As part of their collaboration, JDRF and Sanofi are co-financing the program with the aim of advancing the SVP product candidate to the clinic. This next phase of the SVP development program has been structured as a grant award to Selecta in order to test up to four antigens that may succeed in stopping the autoimmune response that destroys beta cells.

“This agreement with JDRF and Sanofi is a next step in our research to advance SVP in type 1 diabetes,” said Werner Cautreels, Ph.D., President and CEO at Selecta. “Selecta’s proprietary SVP platform has broad applications in tolerance and Selecta is now active in multiple areas of high medical need, including undesired immune responses to biological drugs, and gene therapy, allergies, and autoimmune diseases.”

“JDRF has a strategic research plan designed to deliver a sustained stream of new, life-changing therapies.

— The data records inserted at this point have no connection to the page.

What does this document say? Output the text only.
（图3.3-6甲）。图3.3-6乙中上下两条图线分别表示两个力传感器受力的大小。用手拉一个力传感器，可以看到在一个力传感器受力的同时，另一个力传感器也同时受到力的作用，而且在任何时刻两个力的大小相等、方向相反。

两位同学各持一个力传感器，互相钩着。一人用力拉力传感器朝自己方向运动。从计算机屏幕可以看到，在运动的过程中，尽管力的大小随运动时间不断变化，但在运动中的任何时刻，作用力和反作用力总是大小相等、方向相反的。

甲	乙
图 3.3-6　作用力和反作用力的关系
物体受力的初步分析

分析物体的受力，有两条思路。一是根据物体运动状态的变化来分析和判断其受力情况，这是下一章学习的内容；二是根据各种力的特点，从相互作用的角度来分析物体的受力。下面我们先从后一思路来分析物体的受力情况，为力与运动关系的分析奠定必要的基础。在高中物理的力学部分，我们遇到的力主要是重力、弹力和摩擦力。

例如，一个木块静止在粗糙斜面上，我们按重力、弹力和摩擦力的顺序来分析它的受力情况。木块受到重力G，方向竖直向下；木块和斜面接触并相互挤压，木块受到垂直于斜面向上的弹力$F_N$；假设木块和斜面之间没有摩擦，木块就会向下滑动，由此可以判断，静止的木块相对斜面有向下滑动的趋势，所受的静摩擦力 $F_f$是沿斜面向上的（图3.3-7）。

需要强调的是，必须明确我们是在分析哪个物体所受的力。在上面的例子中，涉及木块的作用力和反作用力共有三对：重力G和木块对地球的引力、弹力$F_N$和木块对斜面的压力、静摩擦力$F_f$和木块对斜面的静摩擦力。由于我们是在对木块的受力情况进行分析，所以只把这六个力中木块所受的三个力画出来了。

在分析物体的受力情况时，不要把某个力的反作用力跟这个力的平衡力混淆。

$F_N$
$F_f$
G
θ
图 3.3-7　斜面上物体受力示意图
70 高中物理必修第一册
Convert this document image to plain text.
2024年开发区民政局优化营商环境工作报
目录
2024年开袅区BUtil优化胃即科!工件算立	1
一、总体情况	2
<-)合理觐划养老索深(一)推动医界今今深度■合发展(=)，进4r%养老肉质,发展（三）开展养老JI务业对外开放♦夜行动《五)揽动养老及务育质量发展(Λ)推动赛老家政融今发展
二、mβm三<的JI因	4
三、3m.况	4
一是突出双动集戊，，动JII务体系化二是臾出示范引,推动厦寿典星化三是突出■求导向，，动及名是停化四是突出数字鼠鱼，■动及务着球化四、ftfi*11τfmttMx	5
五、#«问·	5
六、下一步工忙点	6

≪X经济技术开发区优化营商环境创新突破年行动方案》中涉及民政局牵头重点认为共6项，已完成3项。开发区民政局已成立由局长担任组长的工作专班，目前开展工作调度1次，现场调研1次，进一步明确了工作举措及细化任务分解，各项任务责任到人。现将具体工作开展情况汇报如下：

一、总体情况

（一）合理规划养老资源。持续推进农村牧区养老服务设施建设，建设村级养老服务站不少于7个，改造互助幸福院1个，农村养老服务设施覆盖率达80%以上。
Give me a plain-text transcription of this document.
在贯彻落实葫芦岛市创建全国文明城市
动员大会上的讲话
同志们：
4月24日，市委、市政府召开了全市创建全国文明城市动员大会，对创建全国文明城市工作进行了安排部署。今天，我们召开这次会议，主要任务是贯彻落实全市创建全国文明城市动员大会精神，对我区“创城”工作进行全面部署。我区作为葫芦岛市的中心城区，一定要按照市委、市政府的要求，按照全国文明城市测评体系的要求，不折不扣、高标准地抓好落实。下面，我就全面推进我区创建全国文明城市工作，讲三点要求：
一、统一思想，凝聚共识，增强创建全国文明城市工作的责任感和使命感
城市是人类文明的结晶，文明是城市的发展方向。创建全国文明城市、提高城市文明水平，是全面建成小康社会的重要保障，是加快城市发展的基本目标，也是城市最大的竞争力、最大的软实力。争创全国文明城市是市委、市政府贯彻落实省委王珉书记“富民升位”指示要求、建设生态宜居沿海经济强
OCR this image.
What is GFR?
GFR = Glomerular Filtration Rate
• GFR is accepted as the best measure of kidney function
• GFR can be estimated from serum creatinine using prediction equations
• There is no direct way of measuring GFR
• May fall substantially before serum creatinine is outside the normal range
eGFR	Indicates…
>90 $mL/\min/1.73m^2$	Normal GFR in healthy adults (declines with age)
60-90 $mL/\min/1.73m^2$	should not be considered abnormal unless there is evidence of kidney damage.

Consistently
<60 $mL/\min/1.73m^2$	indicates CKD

Our support of Selecta is one part of our restoration research program whose ultimate goal is to restore a person’s normal functioning – in short, a biological cure for type 1 diabetes. We see great potential in antigen-specific immunotherapies, like SVP, in helping us meet that goal, and have seen tremendous progress since we started our collaboration with Selecta,” said Julia Greenstein, Ph.D., Vice President of Discovery Research at JDRF. “Bringing Sanofi on board is a key milestone towards accelerating the translation of this new class of therapies.”

In June, 2011, JDRF and Selecta announced a research collaboration to support Selecta's development of antigen-specific tolerance products, which contributed to the screening of tolerance inducing immunomodulators and nanoparticles for applications in autoimmune diseases. This work serves as the basis for the new partnership with Sanofi.

In November, 2012, Sanofi and Selecta announced that they had formed a strategic global collaboration to discover highly targeted, antigen-specific immunotherapies for life-threatening allergies. Under the agreement, Sanofi obtained an exclusive license to develop an immunotherapy designed to abate acute immune responses against a life threatening food allergen and an option to develop two additional candidate immunotherapies for allergies each to a specific food or aeroallergen.